Still, it was the ‘correct’ spelling, and when she was born, it was the name and spelling she was given, with the promise that she could have it legally changed as an adult, if she so desired.
Through the years, however, she has found not only the name, but the unusual spelling, a great ice breaker, and has developed quite a sense of humor about it.
In her own words:
At this point, you could turn to them with a highly condescending look and say, “Well a Caoimhe is a bipedal humanoid creature, originally found in the Northwestern and Midwestern regions of the United States. There have now been sightings in the Northeastern states, remarkably close to St. John’s University. Duh.” Then quickly walk away before they can argue.
The truth is my name is crazy. The spelling makes no sense, and once I pronounce it for people they become even more confused. It’s something I’ve come to accept having grown up with the completely unreadable name of “Caoimhe,” which is pronounced Keeva. Because of this, I always look forward to the first day of class when I get to see the different ways the professors approach my name. Many take the safe route, calling for a “Ms. Stack” and not attempting my name until they’ve had a chance to phonetically write it down. Then there are the teachers who bravely attempt my name, only to fail. Again, I don’t blame them in the least, and I appreciate their effort, but the phonetics of the Irish language always end up defeating them.
This semester held a surprise though. My French Professor was going through attendance when he zeroed in on me and said, “You must be Keeva. I researched your name.” To say the least, I was shocked. I can honestly say that was the first time IN MY LIFE that a teacher has gotten my name right without mine or my parents’ help. I’ve spent 18 years waiting for this day. The clouds parted and the angels sang the Hallelujah Chorus to me briefly. I had to take a moment to bask in the glory of it.

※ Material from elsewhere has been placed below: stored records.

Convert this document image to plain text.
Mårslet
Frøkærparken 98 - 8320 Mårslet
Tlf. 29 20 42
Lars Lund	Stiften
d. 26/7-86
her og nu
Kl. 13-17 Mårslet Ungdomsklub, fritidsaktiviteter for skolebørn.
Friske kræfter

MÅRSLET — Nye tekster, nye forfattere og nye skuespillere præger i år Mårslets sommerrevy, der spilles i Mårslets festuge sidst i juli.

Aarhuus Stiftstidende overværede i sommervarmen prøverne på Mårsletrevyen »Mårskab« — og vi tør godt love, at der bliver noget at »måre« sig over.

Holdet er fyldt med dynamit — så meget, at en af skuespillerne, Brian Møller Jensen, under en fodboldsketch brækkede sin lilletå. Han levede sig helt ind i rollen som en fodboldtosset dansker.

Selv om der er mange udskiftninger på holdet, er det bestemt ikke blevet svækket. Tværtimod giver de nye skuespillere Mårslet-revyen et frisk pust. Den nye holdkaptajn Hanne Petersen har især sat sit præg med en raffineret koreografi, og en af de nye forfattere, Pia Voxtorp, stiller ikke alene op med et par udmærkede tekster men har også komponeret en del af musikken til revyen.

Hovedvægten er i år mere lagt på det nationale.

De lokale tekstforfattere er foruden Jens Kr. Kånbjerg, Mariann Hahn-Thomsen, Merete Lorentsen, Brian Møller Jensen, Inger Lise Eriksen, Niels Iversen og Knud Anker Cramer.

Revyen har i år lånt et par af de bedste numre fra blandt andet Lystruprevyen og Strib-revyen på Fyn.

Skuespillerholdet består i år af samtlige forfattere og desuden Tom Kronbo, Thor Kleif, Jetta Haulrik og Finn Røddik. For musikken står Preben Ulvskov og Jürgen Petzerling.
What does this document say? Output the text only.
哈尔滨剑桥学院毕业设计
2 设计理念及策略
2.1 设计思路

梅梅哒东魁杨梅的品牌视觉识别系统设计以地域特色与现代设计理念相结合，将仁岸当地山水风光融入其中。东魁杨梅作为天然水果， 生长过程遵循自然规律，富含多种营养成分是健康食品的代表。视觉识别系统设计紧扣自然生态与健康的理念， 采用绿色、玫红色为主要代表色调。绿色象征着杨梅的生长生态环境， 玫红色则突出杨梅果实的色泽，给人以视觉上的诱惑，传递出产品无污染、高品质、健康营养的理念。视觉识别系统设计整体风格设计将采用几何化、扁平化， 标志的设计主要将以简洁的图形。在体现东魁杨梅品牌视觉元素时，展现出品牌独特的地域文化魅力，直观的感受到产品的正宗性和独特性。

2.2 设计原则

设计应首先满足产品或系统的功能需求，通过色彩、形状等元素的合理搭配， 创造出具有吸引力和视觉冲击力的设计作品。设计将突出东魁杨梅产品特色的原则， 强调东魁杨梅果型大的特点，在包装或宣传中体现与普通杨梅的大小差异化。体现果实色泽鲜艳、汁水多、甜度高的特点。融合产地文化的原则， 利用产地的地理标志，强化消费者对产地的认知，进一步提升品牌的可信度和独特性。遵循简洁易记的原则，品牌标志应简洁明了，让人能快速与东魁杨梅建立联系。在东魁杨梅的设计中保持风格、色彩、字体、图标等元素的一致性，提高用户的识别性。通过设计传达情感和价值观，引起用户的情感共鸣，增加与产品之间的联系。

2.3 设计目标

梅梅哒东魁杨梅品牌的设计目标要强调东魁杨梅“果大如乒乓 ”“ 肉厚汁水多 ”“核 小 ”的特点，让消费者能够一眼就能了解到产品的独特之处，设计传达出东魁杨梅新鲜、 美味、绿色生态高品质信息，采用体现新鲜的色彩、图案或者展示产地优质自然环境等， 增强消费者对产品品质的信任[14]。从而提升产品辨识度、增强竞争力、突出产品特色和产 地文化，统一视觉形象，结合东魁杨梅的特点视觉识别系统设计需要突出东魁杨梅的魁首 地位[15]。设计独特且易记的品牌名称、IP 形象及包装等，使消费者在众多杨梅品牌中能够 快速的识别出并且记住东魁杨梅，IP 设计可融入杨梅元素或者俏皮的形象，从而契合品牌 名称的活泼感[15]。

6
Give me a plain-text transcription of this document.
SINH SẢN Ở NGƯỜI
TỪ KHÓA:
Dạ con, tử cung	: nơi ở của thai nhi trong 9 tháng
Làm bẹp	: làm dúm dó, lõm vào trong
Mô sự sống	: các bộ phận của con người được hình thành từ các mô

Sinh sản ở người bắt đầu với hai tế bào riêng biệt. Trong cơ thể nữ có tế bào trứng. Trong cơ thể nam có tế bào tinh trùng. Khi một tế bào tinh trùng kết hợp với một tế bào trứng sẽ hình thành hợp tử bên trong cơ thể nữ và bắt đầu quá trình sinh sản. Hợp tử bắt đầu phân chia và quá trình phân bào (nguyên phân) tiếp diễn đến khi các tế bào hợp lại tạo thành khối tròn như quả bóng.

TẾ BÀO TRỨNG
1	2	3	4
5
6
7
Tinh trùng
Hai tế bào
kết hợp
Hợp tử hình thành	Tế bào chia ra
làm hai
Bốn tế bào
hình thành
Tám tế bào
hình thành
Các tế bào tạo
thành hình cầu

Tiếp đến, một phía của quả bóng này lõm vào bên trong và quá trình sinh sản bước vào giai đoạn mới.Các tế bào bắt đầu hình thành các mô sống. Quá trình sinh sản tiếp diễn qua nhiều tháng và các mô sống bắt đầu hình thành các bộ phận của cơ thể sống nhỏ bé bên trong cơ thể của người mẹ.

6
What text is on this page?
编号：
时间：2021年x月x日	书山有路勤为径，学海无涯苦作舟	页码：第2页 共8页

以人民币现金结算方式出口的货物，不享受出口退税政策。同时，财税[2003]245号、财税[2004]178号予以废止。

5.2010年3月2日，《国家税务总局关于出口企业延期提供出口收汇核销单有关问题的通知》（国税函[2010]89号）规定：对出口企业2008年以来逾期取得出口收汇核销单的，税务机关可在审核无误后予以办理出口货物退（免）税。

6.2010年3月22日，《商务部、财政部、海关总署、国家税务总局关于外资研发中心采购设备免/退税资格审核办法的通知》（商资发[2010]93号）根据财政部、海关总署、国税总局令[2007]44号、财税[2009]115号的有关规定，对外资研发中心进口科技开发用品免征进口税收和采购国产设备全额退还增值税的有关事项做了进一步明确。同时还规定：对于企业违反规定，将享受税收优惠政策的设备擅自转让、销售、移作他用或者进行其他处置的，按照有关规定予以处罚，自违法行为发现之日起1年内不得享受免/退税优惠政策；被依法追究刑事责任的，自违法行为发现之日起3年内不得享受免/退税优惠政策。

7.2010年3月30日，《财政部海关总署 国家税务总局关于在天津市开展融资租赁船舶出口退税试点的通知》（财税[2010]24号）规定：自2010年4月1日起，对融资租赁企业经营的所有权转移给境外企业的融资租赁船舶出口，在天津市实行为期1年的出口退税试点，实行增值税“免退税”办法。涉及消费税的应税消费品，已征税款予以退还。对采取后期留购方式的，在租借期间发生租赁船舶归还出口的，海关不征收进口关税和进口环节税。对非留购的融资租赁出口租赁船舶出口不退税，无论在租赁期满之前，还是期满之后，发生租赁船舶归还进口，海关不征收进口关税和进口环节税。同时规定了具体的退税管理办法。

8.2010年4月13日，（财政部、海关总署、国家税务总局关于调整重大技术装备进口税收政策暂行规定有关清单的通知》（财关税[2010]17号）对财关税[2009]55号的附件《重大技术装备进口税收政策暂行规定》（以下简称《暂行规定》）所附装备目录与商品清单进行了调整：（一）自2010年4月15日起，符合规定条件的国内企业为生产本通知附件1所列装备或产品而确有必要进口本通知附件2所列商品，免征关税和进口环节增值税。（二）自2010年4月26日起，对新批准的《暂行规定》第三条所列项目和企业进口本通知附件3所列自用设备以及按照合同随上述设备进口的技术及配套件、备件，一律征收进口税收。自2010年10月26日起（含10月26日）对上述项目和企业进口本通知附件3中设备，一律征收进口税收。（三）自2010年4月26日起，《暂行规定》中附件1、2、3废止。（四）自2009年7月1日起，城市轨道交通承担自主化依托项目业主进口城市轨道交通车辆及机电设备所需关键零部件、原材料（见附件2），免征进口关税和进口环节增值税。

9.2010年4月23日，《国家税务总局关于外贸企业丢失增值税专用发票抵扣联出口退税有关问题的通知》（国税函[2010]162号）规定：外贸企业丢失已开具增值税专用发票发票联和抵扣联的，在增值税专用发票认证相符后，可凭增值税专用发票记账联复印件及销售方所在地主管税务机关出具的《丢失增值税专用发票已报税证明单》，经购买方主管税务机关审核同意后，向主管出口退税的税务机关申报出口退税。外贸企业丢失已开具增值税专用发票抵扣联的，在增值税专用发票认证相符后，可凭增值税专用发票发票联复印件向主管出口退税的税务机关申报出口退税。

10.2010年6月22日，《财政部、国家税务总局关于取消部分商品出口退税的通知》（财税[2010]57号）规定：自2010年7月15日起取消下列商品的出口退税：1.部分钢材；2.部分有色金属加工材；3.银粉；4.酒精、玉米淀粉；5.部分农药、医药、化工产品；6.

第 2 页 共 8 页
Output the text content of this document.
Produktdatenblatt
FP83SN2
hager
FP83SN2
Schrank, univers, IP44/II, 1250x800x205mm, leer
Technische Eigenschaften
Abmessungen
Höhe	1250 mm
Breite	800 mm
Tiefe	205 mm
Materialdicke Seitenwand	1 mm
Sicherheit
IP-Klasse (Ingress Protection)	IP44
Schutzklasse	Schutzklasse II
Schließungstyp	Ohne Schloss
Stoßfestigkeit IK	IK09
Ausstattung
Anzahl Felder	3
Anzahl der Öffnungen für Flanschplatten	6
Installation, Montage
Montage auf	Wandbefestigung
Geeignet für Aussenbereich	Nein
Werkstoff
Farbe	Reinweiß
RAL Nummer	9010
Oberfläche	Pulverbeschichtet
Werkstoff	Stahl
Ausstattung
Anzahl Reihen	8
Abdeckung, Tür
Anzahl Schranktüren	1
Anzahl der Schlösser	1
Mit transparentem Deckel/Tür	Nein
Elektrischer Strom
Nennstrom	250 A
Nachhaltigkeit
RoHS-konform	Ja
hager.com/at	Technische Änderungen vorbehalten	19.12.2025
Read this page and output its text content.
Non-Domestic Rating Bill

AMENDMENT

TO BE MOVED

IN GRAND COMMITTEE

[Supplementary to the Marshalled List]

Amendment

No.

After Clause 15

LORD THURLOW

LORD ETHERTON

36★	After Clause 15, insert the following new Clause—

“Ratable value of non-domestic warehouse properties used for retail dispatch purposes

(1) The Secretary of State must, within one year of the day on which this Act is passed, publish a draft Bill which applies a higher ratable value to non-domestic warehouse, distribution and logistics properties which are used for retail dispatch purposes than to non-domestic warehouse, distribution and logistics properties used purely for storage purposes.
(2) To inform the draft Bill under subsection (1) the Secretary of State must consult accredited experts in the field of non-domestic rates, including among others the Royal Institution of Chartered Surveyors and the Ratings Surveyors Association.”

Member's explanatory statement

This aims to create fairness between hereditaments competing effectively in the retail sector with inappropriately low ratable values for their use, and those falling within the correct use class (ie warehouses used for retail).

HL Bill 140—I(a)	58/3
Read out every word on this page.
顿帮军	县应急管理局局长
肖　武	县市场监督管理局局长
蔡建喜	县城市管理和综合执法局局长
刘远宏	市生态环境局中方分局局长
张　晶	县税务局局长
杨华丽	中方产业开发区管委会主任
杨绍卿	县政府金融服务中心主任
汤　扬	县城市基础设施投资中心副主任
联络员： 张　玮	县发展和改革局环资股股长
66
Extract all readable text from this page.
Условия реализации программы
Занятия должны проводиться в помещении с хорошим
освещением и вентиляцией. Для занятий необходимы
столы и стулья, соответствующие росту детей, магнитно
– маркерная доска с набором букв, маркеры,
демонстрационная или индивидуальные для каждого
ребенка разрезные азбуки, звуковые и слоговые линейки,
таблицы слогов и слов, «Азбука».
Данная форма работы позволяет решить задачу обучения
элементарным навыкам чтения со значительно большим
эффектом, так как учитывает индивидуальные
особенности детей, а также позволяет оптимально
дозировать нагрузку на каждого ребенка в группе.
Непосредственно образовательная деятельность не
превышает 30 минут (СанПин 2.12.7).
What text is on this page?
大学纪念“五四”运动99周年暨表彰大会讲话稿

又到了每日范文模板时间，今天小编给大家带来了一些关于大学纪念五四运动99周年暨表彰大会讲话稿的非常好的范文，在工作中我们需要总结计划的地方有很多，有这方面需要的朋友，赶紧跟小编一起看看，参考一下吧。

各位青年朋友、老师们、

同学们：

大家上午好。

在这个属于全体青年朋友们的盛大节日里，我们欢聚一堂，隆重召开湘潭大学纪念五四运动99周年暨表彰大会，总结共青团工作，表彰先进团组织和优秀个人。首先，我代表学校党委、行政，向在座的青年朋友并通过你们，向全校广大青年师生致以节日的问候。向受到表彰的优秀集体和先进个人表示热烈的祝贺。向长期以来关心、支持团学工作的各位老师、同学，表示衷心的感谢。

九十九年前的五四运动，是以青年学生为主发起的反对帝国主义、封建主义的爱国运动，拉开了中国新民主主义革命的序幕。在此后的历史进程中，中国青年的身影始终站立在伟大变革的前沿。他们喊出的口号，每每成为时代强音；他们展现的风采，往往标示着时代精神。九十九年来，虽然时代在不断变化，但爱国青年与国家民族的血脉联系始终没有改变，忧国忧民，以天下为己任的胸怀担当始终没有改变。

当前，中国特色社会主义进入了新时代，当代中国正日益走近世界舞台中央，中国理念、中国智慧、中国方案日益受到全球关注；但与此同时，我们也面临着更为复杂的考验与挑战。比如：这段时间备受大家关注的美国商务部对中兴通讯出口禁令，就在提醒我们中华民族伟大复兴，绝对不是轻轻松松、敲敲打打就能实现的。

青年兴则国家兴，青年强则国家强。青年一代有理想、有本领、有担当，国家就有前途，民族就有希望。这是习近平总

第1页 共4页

My history professor’s take on my name was a different matter. No matter what he does, he can’t seem to get it down. After looking at the mess of letters on the roster, he called for Ms. Stack and asked me to pronounce my name for him. On the second day, as he was taking attendance, he called for “Chow Main Sak.” The class was quiet. I looked around the class, wondering if there was an exchange student whose name he had bungled. Oh wait, no, it turned out that I was Chow Main. I told him how to say my name again. The third day came, and this time he called for “Chee Mean Sak.” At this point, I just raised my hand figuring that I would resign myself to having a new name exclusively for History.
On the fourth day, he called for “Kee Main Stack.” I raised my hand, but then he gave me a flicker of hope when he said “Oh wait, that’s not it.” He then asked, “It’s Katie, isn’t it?” Now he’s written down the correct pronunciation of my name. He already warned me that he has bad eyesight so there’s no promise that my name will be read off correctly, but it’s the effort that counts.
Now as we’ve gotten a week into the semester, most of my professors don’t need to be reminded on how to say my name. I doubt they have memorized the spelling of it, though. So I should still be good to play a game of Hangman with them and win.